According to P.W.20 Kailashdan he was delivered the articles on 26.4.85, he reached Jaipur on 27.4.85, on which date the material could not be deposited, 28th being holiday he wanted to deposit the article on 29th, but there were certain objections, and therefore articles were not received. Then he came back to Barmer on 30th, and deposited back the sealed articles at Police Station, Barmer. As against this, a look at the evidence of P.W.23 Bhoor Singh, who is the 16 In-charge of Maalkhana in Police Station Barmer, shows that according to him he had delivered the articles to Kailashdan P.W.20 vide Rod No.10 on 26.4.85, and Kailash Dan brought back the articles with objection and deposited them in the Maalkhana on 3rd April (sic 3rd May 1985).

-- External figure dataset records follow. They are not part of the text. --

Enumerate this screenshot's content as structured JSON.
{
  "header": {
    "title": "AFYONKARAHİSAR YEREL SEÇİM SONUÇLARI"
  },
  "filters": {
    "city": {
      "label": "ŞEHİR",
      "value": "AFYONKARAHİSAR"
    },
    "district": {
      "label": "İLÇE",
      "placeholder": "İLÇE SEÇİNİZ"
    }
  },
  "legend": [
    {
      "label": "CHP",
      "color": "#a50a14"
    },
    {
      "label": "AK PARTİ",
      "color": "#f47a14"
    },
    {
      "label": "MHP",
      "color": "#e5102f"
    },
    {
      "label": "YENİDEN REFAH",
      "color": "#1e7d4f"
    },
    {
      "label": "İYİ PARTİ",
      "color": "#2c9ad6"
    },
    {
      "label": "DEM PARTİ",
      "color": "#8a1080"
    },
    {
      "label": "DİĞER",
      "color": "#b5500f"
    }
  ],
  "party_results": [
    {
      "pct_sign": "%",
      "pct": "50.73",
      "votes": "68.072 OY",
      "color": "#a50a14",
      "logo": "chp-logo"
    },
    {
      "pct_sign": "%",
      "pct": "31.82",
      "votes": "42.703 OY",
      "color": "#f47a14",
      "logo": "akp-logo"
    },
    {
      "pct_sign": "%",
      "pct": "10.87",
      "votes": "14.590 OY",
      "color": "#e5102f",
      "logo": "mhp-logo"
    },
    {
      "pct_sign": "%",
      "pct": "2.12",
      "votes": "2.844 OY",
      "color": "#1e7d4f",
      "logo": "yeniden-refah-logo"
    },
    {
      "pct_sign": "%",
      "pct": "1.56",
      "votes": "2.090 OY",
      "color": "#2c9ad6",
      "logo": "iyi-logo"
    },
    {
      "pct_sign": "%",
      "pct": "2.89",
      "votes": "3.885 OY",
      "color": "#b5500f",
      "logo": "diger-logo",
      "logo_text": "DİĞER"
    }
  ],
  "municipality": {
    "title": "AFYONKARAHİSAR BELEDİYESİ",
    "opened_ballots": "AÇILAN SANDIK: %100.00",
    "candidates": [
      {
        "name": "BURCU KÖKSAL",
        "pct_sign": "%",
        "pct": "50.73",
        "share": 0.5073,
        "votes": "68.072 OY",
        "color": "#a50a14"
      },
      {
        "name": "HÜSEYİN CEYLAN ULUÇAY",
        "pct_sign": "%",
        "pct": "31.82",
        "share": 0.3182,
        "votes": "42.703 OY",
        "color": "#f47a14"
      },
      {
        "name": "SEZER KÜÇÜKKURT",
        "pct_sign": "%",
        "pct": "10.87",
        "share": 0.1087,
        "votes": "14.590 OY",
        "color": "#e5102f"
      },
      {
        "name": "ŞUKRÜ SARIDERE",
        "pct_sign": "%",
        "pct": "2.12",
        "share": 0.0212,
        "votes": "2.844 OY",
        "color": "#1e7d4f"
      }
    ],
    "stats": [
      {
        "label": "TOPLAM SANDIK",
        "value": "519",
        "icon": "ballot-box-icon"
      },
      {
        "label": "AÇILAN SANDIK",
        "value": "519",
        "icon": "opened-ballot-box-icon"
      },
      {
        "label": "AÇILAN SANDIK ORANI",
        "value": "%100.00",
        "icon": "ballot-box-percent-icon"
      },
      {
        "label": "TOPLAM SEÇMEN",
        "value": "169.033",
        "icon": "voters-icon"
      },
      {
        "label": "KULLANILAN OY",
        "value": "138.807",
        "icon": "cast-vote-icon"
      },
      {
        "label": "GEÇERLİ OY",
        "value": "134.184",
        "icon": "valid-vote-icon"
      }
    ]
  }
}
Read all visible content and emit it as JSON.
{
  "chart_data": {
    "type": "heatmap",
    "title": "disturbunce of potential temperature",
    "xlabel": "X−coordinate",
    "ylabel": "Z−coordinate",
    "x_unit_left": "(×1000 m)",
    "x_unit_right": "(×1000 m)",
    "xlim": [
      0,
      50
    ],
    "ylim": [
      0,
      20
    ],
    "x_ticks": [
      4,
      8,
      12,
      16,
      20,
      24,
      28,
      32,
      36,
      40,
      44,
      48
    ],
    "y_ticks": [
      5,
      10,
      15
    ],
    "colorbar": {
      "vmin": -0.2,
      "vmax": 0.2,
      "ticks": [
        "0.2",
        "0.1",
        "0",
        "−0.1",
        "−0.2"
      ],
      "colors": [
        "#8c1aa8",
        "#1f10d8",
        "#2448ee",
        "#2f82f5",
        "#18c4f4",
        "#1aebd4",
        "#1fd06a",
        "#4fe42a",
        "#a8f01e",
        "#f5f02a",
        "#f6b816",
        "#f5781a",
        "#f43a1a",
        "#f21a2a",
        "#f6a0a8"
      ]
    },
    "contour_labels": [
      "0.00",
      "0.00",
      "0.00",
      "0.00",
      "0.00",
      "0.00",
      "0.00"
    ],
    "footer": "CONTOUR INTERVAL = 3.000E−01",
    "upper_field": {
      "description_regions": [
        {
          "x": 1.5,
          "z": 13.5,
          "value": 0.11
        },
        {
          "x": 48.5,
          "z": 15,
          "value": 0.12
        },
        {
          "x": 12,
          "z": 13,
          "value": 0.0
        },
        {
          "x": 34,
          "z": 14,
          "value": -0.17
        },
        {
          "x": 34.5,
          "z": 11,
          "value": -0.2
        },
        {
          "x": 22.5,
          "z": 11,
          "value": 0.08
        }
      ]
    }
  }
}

It is not shown as to how the discrepancy has to be reconciled, as to whether the articles were deposited back in the Maalkhana of Barmer on 30th April or 3rd of May. There does appear to be something, which the prosecution has failed to explain. Law in this regard is well setteled by this Court in Ratanlal Vs. The State reported in 1966 RLW- 451, and by Hon'ble the Supreme Court in catena of judgments starting from that in State of Rajasthan Vs. Daulat Ram, reported in AIR 1980 SC-1314, to the effect that where the article changed several hands before reaching the FSL, and those, in whose custody the article remained were examined by the prosecution to prove that while in their custody, the seals on the article were not tampered with, the inevitable effect of the omission was, that the prosecution failed to rule out the possibility of the article being changed, or tampered with during the period in question - a fact which had to be proved affirmatively by the prosecution.

Then the visaras are not shown to have been 17 sent, and thereon no report has been produced on record. Likewise, so far blood stained earth, said to have been taken from the kitchen, from the possession of the accused is concerned, even according to P.W.20 Kailashdan the objection by the Forensic Science Laboratory was, that on the article necessary description, like case number was not mentioned, seal of hospital was not there. This is a very important aspect, entitling the accused to raise a big cavil, as to whether the earth sent was the same, as is said to have been recovered from the kitchen, as alleged by the prosecution. Thus this circumstance also cannot be said to be proved against the accused.

As noticed above, the circumstance of extra judicial confession has already been disbelieved by the learned trial Court.

Then the only circumstance relied upon, that survives is, about secret disposal of the dead body of the deceased. In this regard also, it would suffice to observe, that even according to the SHO P.W.21 Abdul Gafoor, the dead body was noticed by him, in view of the fact, that various persons had gathered there, and exposed organ of the body was noticed. Obviously body was not got recovered by the accused, whether by identifying the place, or by giving information 18 admissible under Section 27 of the Evidence Act. In that view of the matter, merely because dead body of a child, subjected to homicidal death, was found lying buried under sand, by itself is not enough to fasten the guilt on the accused appellant, either for murder or for kidnapping, or even for the offence under Section 201 IPC.

Thus, the net result of the aforesaid discussion is, that we are constrained to set aside the impugned judgment of the learned trial Court.

The appeal is accordingly allowed. The impugned judgment is set aside, and the appellant is acquitted of all the charges. He is already on bail. He need not surrender to bail bonds and the same are cancelled.

( C M TOTLA ),J.                 ( N P GUPTA ),J.